In discussing real-world considerations for talquetamab (Talvey; Johnson & Johnson)-teclistamab (Tecvayli; Johnson & Johnson) combination therapy, Saad Usmani, MD, MBA, FACP, FASCO, emphasizes that proactive counseling and multidisciplinary support are essential, as nearly 80% of patients experience low-grade yet adherence-threatening toxicities such as taste changes and skin or nail effects. Pharmacists play a key role in early symptom recognition, guiding dose adjustments, and coordinating nutrition and supportive care services.

Usmani also underscores how sustained efficacy in patients previously treated with CAR T-cell therapy or other bispecifics supports preferential use of dual-targeting strategies in difficult-to-treat populations, while emerging evidence on tumor volume highlights the value of assessing and cytoreducing high-burden disease before initiating combination bispecific therapy.

Q: With nearly 80% of patients experiencing taste changes, skin/nail toxicities, or other low-grade but quality-of-life–impacting adverse events, how should pharmacists counsel patients and caregivers to maintain adherence and manage these treatment-emergent effects?

Saad Usmani, MD, MBA, FACP, FASCO: Early recognition and then dose delays or even stretching out the dosing based on symptom resolution would be important. I think it's also important to appreciate that this is a multidisciplinary effort, so it might be important to have a nutritionist counsel patients on what they can have in terms of making sure that they get their caloric intake. Getting advice on how to manage those side effects is going to be important as well.

Q: Considering that talquetamab-teclistamab maintained efficacy even in patients with prior CAR-T or prior bispecific exposure, how do you see these influencing treatment sequencing recommendations?

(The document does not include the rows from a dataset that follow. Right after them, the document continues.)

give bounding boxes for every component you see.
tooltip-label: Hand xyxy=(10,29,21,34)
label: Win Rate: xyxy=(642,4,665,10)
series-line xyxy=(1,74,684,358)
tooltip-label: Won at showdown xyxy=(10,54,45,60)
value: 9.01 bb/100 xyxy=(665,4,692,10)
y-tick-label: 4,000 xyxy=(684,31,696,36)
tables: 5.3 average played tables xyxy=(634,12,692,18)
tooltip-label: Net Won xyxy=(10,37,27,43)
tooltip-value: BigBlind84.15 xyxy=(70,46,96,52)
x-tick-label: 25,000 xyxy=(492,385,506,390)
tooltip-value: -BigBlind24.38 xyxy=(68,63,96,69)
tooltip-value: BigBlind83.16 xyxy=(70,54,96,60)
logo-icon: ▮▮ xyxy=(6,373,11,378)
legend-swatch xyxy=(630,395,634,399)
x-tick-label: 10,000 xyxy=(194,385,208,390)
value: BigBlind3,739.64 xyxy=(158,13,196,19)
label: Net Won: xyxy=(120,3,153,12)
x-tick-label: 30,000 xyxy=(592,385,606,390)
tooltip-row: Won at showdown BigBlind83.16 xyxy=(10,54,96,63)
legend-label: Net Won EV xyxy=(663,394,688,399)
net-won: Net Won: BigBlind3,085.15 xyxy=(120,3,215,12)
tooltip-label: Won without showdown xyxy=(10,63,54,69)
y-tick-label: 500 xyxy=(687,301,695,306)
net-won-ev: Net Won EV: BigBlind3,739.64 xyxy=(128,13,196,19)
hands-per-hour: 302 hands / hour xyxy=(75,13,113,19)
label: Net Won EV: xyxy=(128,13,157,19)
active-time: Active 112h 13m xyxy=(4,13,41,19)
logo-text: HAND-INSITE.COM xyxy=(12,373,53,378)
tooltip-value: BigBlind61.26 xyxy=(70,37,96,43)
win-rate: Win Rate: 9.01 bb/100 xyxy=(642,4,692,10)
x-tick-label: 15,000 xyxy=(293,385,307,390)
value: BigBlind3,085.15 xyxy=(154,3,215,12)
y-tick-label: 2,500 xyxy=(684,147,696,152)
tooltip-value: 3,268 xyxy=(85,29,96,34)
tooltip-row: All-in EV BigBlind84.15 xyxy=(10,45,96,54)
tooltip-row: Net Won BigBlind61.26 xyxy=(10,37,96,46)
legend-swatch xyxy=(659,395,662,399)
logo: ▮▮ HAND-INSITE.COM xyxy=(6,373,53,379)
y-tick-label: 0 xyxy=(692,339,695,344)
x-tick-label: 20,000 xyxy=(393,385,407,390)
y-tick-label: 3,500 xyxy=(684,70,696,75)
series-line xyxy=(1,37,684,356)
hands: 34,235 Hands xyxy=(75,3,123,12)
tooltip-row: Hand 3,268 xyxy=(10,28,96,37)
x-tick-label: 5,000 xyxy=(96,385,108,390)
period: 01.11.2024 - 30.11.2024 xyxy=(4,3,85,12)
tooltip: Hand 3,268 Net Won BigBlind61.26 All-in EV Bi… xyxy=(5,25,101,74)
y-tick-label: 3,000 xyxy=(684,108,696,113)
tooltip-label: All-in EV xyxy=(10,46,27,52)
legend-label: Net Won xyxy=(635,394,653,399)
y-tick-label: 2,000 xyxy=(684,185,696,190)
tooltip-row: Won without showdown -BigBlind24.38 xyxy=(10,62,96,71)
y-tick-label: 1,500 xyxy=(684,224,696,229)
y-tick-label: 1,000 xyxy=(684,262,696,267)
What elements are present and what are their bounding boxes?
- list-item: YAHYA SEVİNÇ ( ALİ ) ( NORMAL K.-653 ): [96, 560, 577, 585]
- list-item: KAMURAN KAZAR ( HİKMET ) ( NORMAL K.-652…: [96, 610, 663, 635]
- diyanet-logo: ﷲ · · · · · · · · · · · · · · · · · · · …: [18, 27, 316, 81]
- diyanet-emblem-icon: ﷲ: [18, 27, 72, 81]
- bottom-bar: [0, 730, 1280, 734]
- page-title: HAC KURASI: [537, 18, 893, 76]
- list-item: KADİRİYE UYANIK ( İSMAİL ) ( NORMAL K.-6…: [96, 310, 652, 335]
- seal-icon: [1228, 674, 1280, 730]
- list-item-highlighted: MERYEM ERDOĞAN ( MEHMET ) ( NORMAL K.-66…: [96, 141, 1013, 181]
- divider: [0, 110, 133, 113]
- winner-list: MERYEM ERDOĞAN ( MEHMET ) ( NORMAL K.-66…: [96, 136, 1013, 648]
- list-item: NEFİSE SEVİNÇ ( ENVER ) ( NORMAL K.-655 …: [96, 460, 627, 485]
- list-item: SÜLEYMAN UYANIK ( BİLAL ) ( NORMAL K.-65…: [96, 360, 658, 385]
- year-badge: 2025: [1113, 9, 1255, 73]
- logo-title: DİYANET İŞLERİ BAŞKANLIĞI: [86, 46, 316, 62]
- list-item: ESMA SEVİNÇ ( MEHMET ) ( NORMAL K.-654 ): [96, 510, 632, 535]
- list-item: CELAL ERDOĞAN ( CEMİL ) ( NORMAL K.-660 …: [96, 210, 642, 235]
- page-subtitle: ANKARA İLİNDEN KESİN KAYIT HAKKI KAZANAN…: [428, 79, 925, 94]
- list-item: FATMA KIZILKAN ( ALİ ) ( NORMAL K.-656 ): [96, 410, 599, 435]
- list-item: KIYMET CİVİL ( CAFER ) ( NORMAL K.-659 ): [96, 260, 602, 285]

Usmani: Given the fact that if you treat patients with either a BCMA or a GPRC5d bispecific and only get about 5-odd months of progression-free survival benefit based on the clinical trial data availability, I think it's going to be very important for us to actually use this combination preferentially for patients. It's not a big proportion of patients, but it is a very difficult-to-treat population of patients, so my preference would be dual targeting for these patients.

Q: How could tumor volume assessments be integrated into the decision-making, the education, and patient expectations?

Usmani: One thing that we are recognizing is that when patients are presenting with extramedullary disease and they have a high burden, we may need to reduce that disease burden with conventional chemotherapy before we start the bispecific directed treatments, and that's what we're starting to employ. So, this is the first study that is actually providing guidance on looking at the disease volume. In my practice, you know, I would start looking at patients who have more than 25 cm² of tumor burden and think about cytoreducing them before I put them on bispecific dual targeting the way that it was done in the RedirecTT-1 study.